The location is exceptional, with a very twisting and winding road leading up to the houses. Occasionally, cyclists can be seen climbing with their last breath to the top. Despite the enormous cost, the view at the top is well worth it.
What makes this project so unique is the story behind it. At first, it was just meant to be a house for the architect's family. During the implementation of the process, the idea evolved. Finally two independent houses were created, connected by a concrete staircase path. The second additional building was intended to become a guesthouse. A number of elements and motives from local architecture have been incorporated into this design, although the tradition has been reinterpreted for modern times. The pair of buildings pays homage to the region’s "Les Viles" architecture style, which is comprised of a farmhouse and stable, and characterized by wooden facades, gable roofs, and loggia-type balconies shielded from the wind.

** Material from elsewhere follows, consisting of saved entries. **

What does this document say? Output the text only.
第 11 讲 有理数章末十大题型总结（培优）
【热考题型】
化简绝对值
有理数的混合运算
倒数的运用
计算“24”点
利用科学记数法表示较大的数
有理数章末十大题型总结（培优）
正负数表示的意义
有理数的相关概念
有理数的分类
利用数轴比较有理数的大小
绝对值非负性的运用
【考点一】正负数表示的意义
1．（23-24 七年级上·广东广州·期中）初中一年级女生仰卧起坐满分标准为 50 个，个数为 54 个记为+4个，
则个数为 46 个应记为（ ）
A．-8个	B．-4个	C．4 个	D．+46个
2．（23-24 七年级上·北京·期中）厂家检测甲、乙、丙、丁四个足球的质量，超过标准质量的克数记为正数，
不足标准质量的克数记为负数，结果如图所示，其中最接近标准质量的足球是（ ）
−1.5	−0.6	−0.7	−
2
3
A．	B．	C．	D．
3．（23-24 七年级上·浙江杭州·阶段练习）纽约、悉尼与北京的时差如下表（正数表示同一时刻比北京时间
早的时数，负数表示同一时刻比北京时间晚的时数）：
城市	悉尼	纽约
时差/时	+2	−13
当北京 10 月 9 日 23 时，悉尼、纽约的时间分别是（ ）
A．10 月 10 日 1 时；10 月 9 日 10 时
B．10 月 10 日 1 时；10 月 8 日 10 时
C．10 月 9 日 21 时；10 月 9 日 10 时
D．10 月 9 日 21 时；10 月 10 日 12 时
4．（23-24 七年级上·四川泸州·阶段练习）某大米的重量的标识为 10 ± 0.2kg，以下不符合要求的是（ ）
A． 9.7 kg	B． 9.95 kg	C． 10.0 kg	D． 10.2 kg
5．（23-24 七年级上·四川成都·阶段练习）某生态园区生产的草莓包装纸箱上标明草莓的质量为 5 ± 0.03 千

The black cladding gives the project an elegant yet striking appearance. However, on the contrary, the interiors are very minimalist, with concrete floors and walls dominating, sometimes contrasted by solid wood elements (cantilevered staircase, window frames). With a horizontally designed window on one side, the overall effect is complemented by a breathtaking view. The landscape seems to tower over you while at the same time you are part of it.

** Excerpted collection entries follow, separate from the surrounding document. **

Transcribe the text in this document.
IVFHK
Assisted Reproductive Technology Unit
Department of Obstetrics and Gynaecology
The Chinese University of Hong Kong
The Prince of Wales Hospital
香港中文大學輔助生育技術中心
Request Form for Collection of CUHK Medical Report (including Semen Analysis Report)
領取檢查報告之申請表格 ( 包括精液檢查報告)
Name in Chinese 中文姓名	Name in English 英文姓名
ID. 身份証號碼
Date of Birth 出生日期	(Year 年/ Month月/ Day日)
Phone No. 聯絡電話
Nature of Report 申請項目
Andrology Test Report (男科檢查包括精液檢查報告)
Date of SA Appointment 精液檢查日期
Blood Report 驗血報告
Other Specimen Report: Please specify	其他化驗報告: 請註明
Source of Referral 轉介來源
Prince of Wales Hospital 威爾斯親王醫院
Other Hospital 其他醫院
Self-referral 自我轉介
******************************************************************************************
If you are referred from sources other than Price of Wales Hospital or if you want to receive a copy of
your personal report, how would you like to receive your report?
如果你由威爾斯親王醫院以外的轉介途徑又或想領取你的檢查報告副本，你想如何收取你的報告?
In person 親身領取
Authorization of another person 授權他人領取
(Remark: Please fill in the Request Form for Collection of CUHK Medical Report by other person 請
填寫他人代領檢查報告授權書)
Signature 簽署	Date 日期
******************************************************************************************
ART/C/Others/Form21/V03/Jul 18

The house consists of two levels, the first with an open-plan kitchen with living room and bathroom, and the second, upper level with two guest bedrooms.
La Pedevilla chalet is a modern mountain refuge combining silence, simplicity and closeness to nature. Visit the owner's website to learn more about rental options.
Armin and Alexander Pedevilla studied architecture at the Technical University in Graz. After graduating, they both independently founded their own office in Austria. The brothers returned to South Tyrol in 2005, driven by the desire for an alpine building, to establish the office Pedevilla Architects together. Since then, their practice has made a name for itself in the national and international architecture scene. It is now one of the most renowned offices in the whole of Europe. Their work has received numerous awards, has been published, and has been shown in numerous architectural exhibitions.